As reported by Reuters, the letters went to both Nasdaq and FTSE Russell and were signed by state fiscal officers and investment chiefs including New York Comptroller Thomas DiNapoli, Illinois Treasurer Michael Frerichs and Maryland Comptroller Brooke Lierman. One letter pressed the FTSE Russell Index Governance Board to rethink its methodology changes and specifically asked for public disclosure of any investor‑impact analysis that was used to justify the fast‑entry tweaks.
How The Fast‑Entry Rules Work
Index operators have shortened the trading‑history and free‑float tests that usually decide when a freshly listed company can join big benchmarks. FTSE Russell has issued notices explaining that it will check whether fast‑entry thresholds are met based on a stock's closing price on its first trading day and, if they are, add the company at the next scheduled review.

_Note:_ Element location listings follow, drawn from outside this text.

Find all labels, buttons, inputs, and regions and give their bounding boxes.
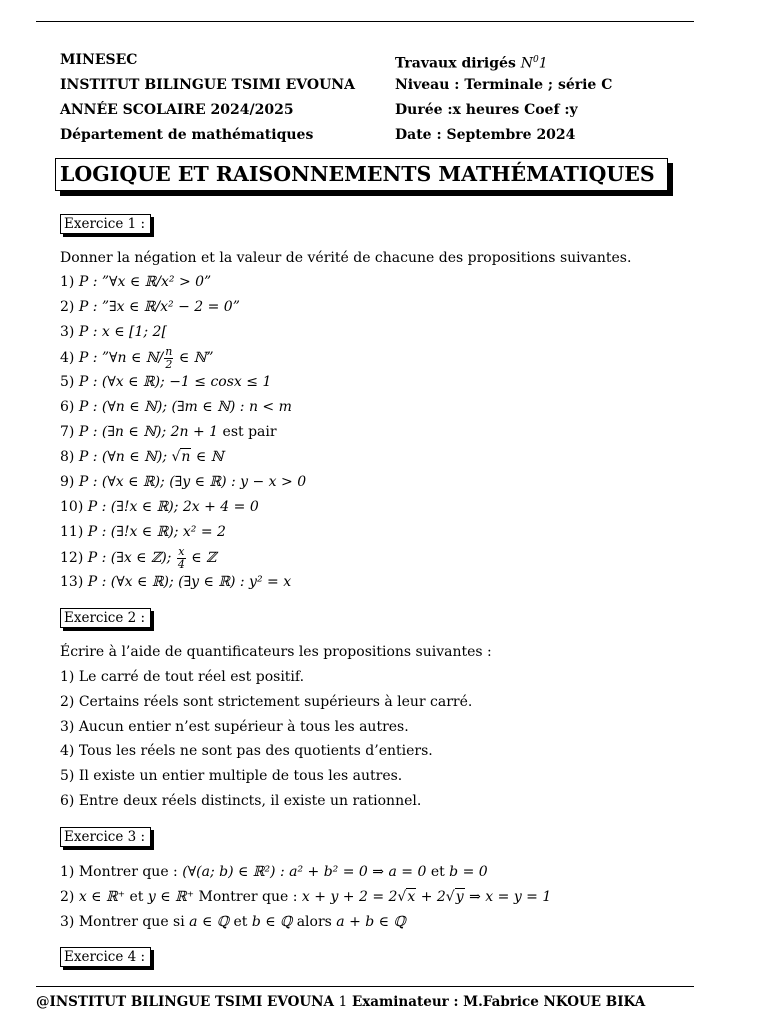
item-number: 11) bbox=[60, 524, 84, 540]
header-duration: Durée :x heures Coef :y bbox=[395, 102, 578, 118]
math: a + b ∈ ℚ bbox=[331, 914, 406, 930]
item-number: 6) bbox=[60, 399, 75, 415]
ex1-item-10 bbox=[60, 497, 259, 517]
item-number: 4) bbox=[60, 350, 75, 366]
proposition: P : (∀x ∈ ℝ); (∃y ∈ ℝ) : y² = x bbox=[87, 574, 292, 590]
exercise-2-intro: Écrire à l’aide de quantificateurs les propositions suivantes : bbox=[60, 644, 492, 660]
ex2-item-4: 4) Tous les réels ne sont pas des quotients d’entiers. bbox=[60, 743, 433, 759]
text: et bbox=[129, 889, 144, 905]
math: (∀(a; b) ∈ ℝ²) : a² + b² = 0 ⇒ a = 0 bbox=[177, 864, 431, 880]
radicand: y bbox=[455, 889, 464, 905]
proposition: P : ”∀x ∈ ℝ/x² > 0” bbox=[78, 274, 212, 290]
ex1-item-11 bbox=[60, 522, 226, 542]
ex2-item-2: 2) Certains réels sont strictement supérieurs à leur carré. bbox=[60, 694, 473, 710]
ex2-item-3: 3) Aucun entier n’est supérieur à tous les autres. bbox=[60, 719, 409, 735]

Companion notices lay out timelines tied to June reconstitution windows. Nasdaq has also updated its Nasdaq‑100 eligibility rules so very large IPOs can be considered for inclusion after a short seasoning period, and legal and industry write‑ups say that change can allow top‑cap listings to enter in roughly 15 trading days. Mayer Brown / JDSupra detailed the mechanics and timing in a recent bulletin.
States Demand Transparency And A Pause
The state letters warn that those accelerated timelines could turn passive index funds into mechanical buyers of SpaceX shares before the market has fully sorted out supply and demand, potentially heightening volatility and losses for ordinary savers. The correspondence asks the index providers to pause the rule changes and to release any investor‑impact analyses that were used to support the new fast‑entry routes, a demand highlighted in Reuters coverage.
How Other Index Firms Reacted
Some rivals are not playing along. S&P Dow Jones Indices said that after a consultation it would not alter the S&P 500's 12‑month seasoning, profitability or minimum free‑float requirements, which keeps one major channel for rapid passive flows off the table. That split among index providers, with some speeding up inclusion and others sticking to older rules, is central to the states' worries because it can create staggered waves of buying across different benchmark‑tracked funds.
What To Watch Next
FTSE Russell's public notices say it will determine whether SpaceX meets fast‑entry thresholds using first‑day pricing and will issue final inclusion notices after the market close that day, which could lead to additions in mid‑ to late‑June if the thresholds are satisfied. FTSE Russell has said it will publish further notices once closing prices are available, and the letters give regulators and investors only a short window to respond before those reconstitution dates are locked in.